2. if memory serves...the gonzales case dealt primarily with interstate commerce ideas...with relation to the commerce clause. in addition... again, this is just from memory...there were a couple of other cases pending in lower courts that were 'tied in', so to speak, with this case....i think one had to do with personal possession of pornography. the overarching idea was that, though a specific intent to distribute wasn't shown, it is not necessary to trigger a justified suspicion that one could use the established illegal marketplace. now, i'm not saying that i necessarily agree with the decision, but this case, for me, isn't as offensive...legally, or otherwise.
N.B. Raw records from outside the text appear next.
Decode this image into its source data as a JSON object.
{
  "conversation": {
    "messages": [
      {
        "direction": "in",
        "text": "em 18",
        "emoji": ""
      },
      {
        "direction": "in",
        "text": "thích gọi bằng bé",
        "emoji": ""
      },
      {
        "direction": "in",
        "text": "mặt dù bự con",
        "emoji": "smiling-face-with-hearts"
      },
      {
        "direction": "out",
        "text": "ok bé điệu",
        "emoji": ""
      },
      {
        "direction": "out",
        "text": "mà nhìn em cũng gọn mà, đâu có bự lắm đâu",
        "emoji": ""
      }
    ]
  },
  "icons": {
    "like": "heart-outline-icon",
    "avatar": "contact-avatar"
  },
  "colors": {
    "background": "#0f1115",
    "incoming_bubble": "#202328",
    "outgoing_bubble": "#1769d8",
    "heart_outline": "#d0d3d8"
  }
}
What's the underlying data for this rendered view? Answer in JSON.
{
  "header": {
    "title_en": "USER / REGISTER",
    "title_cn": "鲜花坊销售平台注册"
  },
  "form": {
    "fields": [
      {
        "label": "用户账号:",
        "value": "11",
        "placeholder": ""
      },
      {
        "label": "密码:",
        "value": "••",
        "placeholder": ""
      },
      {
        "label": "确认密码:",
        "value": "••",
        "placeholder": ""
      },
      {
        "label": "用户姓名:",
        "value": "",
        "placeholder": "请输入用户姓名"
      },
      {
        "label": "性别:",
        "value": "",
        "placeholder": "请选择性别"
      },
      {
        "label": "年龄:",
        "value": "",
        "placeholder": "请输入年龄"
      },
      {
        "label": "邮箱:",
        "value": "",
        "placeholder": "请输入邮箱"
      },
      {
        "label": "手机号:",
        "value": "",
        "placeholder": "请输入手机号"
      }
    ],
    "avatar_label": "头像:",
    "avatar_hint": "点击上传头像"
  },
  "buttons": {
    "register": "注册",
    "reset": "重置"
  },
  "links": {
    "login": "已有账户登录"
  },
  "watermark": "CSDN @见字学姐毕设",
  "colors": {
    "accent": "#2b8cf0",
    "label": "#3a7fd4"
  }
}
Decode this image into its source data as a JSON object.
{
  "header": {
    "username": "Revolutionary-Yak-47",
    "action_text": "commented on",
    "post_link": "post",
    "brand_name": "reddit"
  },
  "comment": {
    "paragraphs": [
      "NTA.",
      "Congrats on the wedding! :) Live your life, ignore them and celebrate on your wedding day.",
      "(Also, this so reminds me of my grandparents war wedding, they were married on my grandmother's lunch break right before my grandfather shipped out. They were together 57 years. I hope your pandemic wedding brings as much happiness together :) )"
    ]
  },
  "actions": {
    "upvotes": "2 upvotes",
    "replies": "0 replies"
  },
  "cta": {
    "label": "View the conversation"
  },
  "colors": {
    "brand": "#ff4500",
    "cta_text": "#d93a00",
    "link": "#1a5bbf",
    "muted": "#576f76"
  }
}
herodotus, you're right that the interstate commerce clause was the basis of Gonzales' argument. In a dissenting opinion, Clarence Thomas negated the applicability of that principle to this case, as the defendant cultivated and distributed his "crop" only locally, not across state lines. The probable cause of "intent" to distribute across state lines was the loophole Gonzales successfully argued. I wasn't suggesting that this decision is as offensive or corrosive to personal liberties as the principle of eminent domain, just that they both seemed symptomatic of the so-called "liberals" on the SCOTUS and their penchant for elevating central authority above local government, favor for some "greater good," and disregard for local legislation. I also linked the cases for their chronological proximity, KvCNL following right upon GvR in June '05.
testud-
1. what's interesting for me in these two examples is the differing treatments by scalia. he has always been exceedingly supportive of police authority and patrol, but is also leary of an overreaching court in local/executive/legislative issues. here we see that dynamic at work. in gonzales, he sides with his tendency to police action...and with kelo he reverts to his federalist judicial construct. this is why scalia fascinates me....where the ginsbergs and thomas' are predictable, scalia has a 'nuanced' judicial philosophy. yet, he is treated as some sort of fundamentalist troglodyte by the left.
2. and yes... this is a perfect example of an intellectual dishonesty that is pervasive in most parts of the modern leftist/progressive political movement. in fact, i can think of no better example...chronologically, or otherwise.